From the very beginning, we're lead to believe that the Dursley family is the absolute worst. They forbid Harry from going to Hogwarts, locked him away for months at a time and probably also recline their seats on airplanes. They're real pieces of shit.
The Dursleys are so bad it's almost comical. Yeah, Dudley sort of makes peace with his cousin and Harry might've not grown up so humble if he didn't have such a godawful upbringing, but that doesn't excuse the Dursleys from being a barrel of fermented buttmunches.
Well, besides the fact that it's all Harry's fault.

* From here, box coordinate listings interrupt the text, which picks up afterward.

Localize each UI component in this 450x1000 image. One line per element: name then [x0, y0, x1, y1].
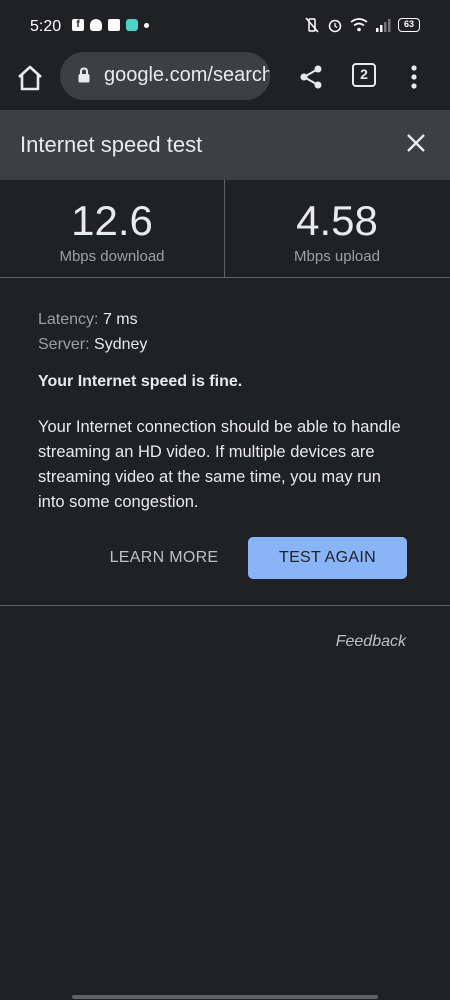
download-result: 12.6 Mbps download [0, 197, 224, 266]
snapchat-icon [90, 19, 102, 31]
feedback-link[interactable]: Feedback [336, 633, 406, 651]
latency-label: Latency: [38, 311, 99, 328]
speed-explanation: Your Internet connection should be able … [38, 418, 401, 511]
notification-icons: f [72, 19, 149, 31]
server-label: Server: [38, 336, 90, 353]
app-icon [126, 19, 138, 31]
address-bar[interactable]: google.com/search [60, 52, 270, 100]
vibrate-icon [305, 17, 319, 33]
system-icons: 63 [304, 17, 420, 33]
learn-more-button[interactable]: LEARN MORE [96, 537, 232, 579]
footer-divider [0, 605, 450, 606]
facebook-icon: f [72, 19, 84, 31]
speed-verdict: Your Internet speed is fine. [38, 373, 243, 390]
dot-icon [144, 22, 149, 28]
lock-icon [78, 67, 90, 83]
card-header: Internet speed test [0, 110, 450, 180]
outlook-icon [108, 19, 120, 31]
upload-unit: Mbps upload [294, 248, 380, 265]
status-bar: 5:20 f 63 [0, 0, 450, 52]
latency-value: 7 ms [102, 311, 138, 328]
test-details: Latency: 7 ms Server: Sydney [38, 307, 418, 357]
battery-indicator: 63 [398, 18, 420, 32]
upload-result: 4.58 Mbps upload [225, 197, 449, 266]
tab-switcher-button[interactable]: 2 [352, 63, 376, 87]
close-icon[interactable] [403, 130, 429, 156]
test-again-button[interactable]: TEST AGAIN [248, 537, 407, 579]
server-value: Sydney [94, 336, 148, 353]
wifi-icon [350, 18, 368, 32]
server-row: Server: Sydney [38, 332, 418, 357]
status-time: 5:20 [30, 18, 62, 35]
more-menu-icon[interactable] [404, 62, 424, 92]
card-title: Internet speed test [20, 132, 203, 157]
download-unit: Mbps download [59, 248, 165, 265]
home-icon[interactable] [14, 62, 46, 94]
upload-value: 4.58 [296, 197, 378, 244]
signal-icon [376, 19, 391, 32]
speed-results: 12.6 Mbps download 4.58 Mbps upload [0, 180, 450, 278]
download-value: 12.6 [71, 197, 153, 244]
url-text: google.com/search [104, 64, 270, 86]
browser-toolbar: google.com/search 2 [0, 52, 450, 110]
share-icon[interactable] [296, 62, 326, 92]
gesture-bar [72, 995, 378, 999]
latency-row: Latency: 7 ms [38, 307, 418, 332]
alarm-icon [328, 19, 342, 33]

As repugnant as they are, the Dursleys were nice enough to at least take in the orphaned Harry into their home. It's an act of charity that doesn't exactly gel with the jaded monsters that we see later on, so something must have happened in those ten years to make them hard, disgruntled and callous human beings. It's like they had a Horcrux living under the stairs of their home.
Remember, a Horcrux is any vessel that houses a piece of Voldemort's twisted soul -- and that includes Harry Potter himself. Horcruxes radiate poison; just being close to them will drive you mad.
For instance, near the end of the series, the gang is traveling the globe in an attempt to destroy all of the Horcruxes, and slowly each of them starts to unwind. Ron started feeling it after just a few weeks of Horcrux Hunting. And poor Ginny, she was stuck for a whole year with Tom Riddle's diary (also a Horcrux) back during The Chamber of Secrets, and that ordeal nearly killed her. Horcruxes are like if someone dipped the One Ring in a vat of ketchup water and then made plans with you and forgot to text you that they were bailing on you so you show up at the Chili's and eat Chili's alone and you are the saddest person at the Chili's full of people sad enough to eat at Chili's.
Horcruxes are a bad scene.
What does this have to do with the Dursleys? Well, if Ron was in dire straights after under a month with a Horcrux, imagine spending an entire decade living with something eating away at you year after year. To say you'd turn out to be a prolapsed asshole would be an understatement.